Ancien métronome des Lions Indomptables et fin connaisseur des exigences du très haut niveau européen, Alexandre Song n’a pas mâché ses mots au moment d’évoquer le jeu de Carlos Baleba.
Entre bienveillance fraternelle et analyse technique sans concession, l’ex-milieu d’Arsenal livre des conseils précieux à l’un des talents les plus prometteurs du football camerounais.
« Si je parle de Baleba, mon petit frère… ». D’entrée, le ton est donné. Song parle avec l’autorité de l’expérience, celle d’un joueur qui a occupé le poste devant la défense pendant près de quinze ans au plus haut niveau. Et pour lui, il n’y a aucun doute : ce rôle obéit à des règles strictes.
Selon Song, le principal danger pour Baleba aujourd’hui réside dans l’utilisation excessive du ballon devant la défense. « À ce poste, on doit jouer en une ou deux touches, éliminer par la passe et non par le dribble », insiste-t-il. Une référence s’impose naturellement : Sergio Busquets. Non pas pour la comparaison flatteuse, mais pour illustrer une philosophie claire. « C’est le ballon qui doit aller vite. Tu casses les lignes, tu dictes le jeu. Si tu dors avec le ballon, le jeu dort. »

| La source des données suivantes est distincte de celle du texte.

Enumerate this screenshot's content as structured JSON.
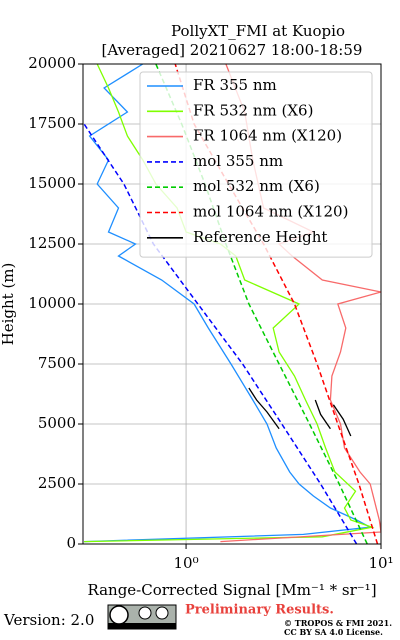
{
  "chart_data": {
    "type": "line",
    "title": "PollyXT_FMI at Kuopio",
    "subtitle": "[Averaged] 20210627 18:00-18:59",
    "x_label": "Range-Corrected Signal [Mm⁻¹ * sr⁻¹]",
    "y_label": "Height (m)",
    "x_log": true,
    "xlim": [
      0.296,
      10
    ],
    "ylim": [
      0,
      20000
    ],
    "xticks": [
      {
        "value": 1,
        "label": "10⁰"
      },
      {
        "value": 10,
        "label": "10¹"
      }
    ],
    "yticks": [
      0,
      2500,
      5000,
      7500,
      10000,
      12500,
      15000,
      17500,
      20000
    ],
    "grid": true,
    "legend": "upper right",
    "series": [
      {
        "name": "FR 355 nm",
        "color": "#1f8fff",
        "dash": false,
        "x": [
          0.3,
          4.0,
          8.8,
          7.5,
          5.5,
          4.5,
          3.8,
          3.4,
          2.9,
          2.6,
          2.2,
          1.7,
          1.3,
          1.1,
          0.75,
          0.45,
          0.55,
          0.4,
          0.45,
          0.35,
          0.4,
          0.32,
          0.5,
          0.38,
          0.6
        ],
        "y": [
          100,
          400,
          700,
          1000,
          1500,
          2000,
          2500,
          3000,
          4000,
          5000,
          6000,
          7500,
          9000,
          10000,
          11000,
          12000,
          12500,
          13000,
          14000,
          15000,
          16000,
          17000,
          18000,
          19000,
          20000
        ]
      },
      {
        "name": "FR 532 nm (X6)",
        "color": "#7fff00",
        "dash": false,
        "x": [
          0.3,
          5.0,
          9.0,
          7.0,
          6.5,
          7.4,
          5.8,
          5.2,
          4.7,
          4.1,
          3.6,
          3.0,
          2.8,
          3.8,
          2.0,
          1.8,
          1.5,
          1.0,
          0.9,
          0.7,
          0.6,
          0.5,
          0.45,
          0.4,
          0.35
        ],
        "y": [
          100,
          300,
          700,
          1000,
          1500,
          2200,
          3000,
          4000,
          5000,
          6000,
          7000,
          8000,
          9000,
          10000,
          11000,
          12000,
          12500,
          13000,
          14000,
          15000,
          16000,
          17000,
          18000,
          19000,
          20000
        ]
      },
      {
        "name": "FR 1064 nm (X120)",
        "color": "#f86a6a",
        "dash": false,
        "x": [
          1.5,
          10,
          9.8,
          8.8,
          7.8,
          6.5,
          6.2,
          5.5,
          5.6,
          6.2,
          6.6,
          6.0,
          10,
          5.0,
          3.5,
          3.0,
          4.5,
          2.5,
          2.2,
          2.0,
          1.6
        ],
        "y": [
          100,
          500,
          1000,
          2500,
          3000,
          4000,
          5000,
          6000,
          7000,
          8000,
          9000,
          10000,
          10500,
          11000,
          12000,
          12500,
          13000,
          14000,
          16000,
          18000,
          20000
        ]
      },
      {
        "name": "mol 355 nm",
        "color": "#0000ff",
        "dash": true,
        "x": [
          7.5,
          4.9,
          3.1,
          1.95,
          1.15,
          0.68,
          0.48,
          0.3
        ],
        "y": [
          0,
          2500,
          5000,
          7500,
          10000,
          12500,
          15000,
          17500
        ]
      },
      {
        "name": "mol 532 nm (X6)",
        "color": "#00cc00",
        "dash": true,
        "x": [
          8.5,
          6.1,
          4.3,
          3.0,
          2.1,
          1.6,
          1.25,
          0.95,
          0.7
        ],
        "y": [
          0,
          2500,
          5000,
          7500,
          10000,
          12500,
          15000,
          17500,
          20000
        ]
      },
      {
        "name": "mol 1064 nm (X120)",
        "color": "#ff0000",
        "dash": true,
        "x": [
          9.6,
          7.7,
          6.0,
          4.7,
          3.6,
          2.5,
          1.65,
          1.1,
          0.88
        ],
        "y": [
          0,
          2500,
          5000,
          7500,
          10000,
          12500,
          15000,
          17500,
          20000
        ]
      },
      {
        "name": "Reference Height",
        "color": "#000000",
        "dash": false,
        "x": [
          3.0,
          2.6,
          2.3,
          2.1,
          null,
          5.5,
          4.9,
          4.6,
          null,
          7.0,
          6.4,
          5.7
        ],
        "y": [
          4800,
          5500,
          6000,
          6500,
          null,
          4800,
          5400,
          6000,
          null,
          4500,
          5200,
          5800
        ]
      }
    ]
  },
  "footer": {
    "version": "Version: 2.0",
    "notice": "Preliminary Results.",
    "copyright": "© TROPOS & FMI 2021.",
    "license": "CC BY SA 4.0 License."
  }
}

Le message est limpide. Baleba a de la technique, personne ne le nie. Mais dans une zone aussi sensible du terrain, chaque prise de risque inutile peut être fatale. « S’il garde trop le ballon devant la défense, il risque de le perdre sous pressing et d’offrir une occasion directe à l’adversaire », prévient Song. En Europe, rappelle-t-il, la pitié n’existe pas. Les équipes ciblent immédiatement les joueurs en difficulté balle au pied.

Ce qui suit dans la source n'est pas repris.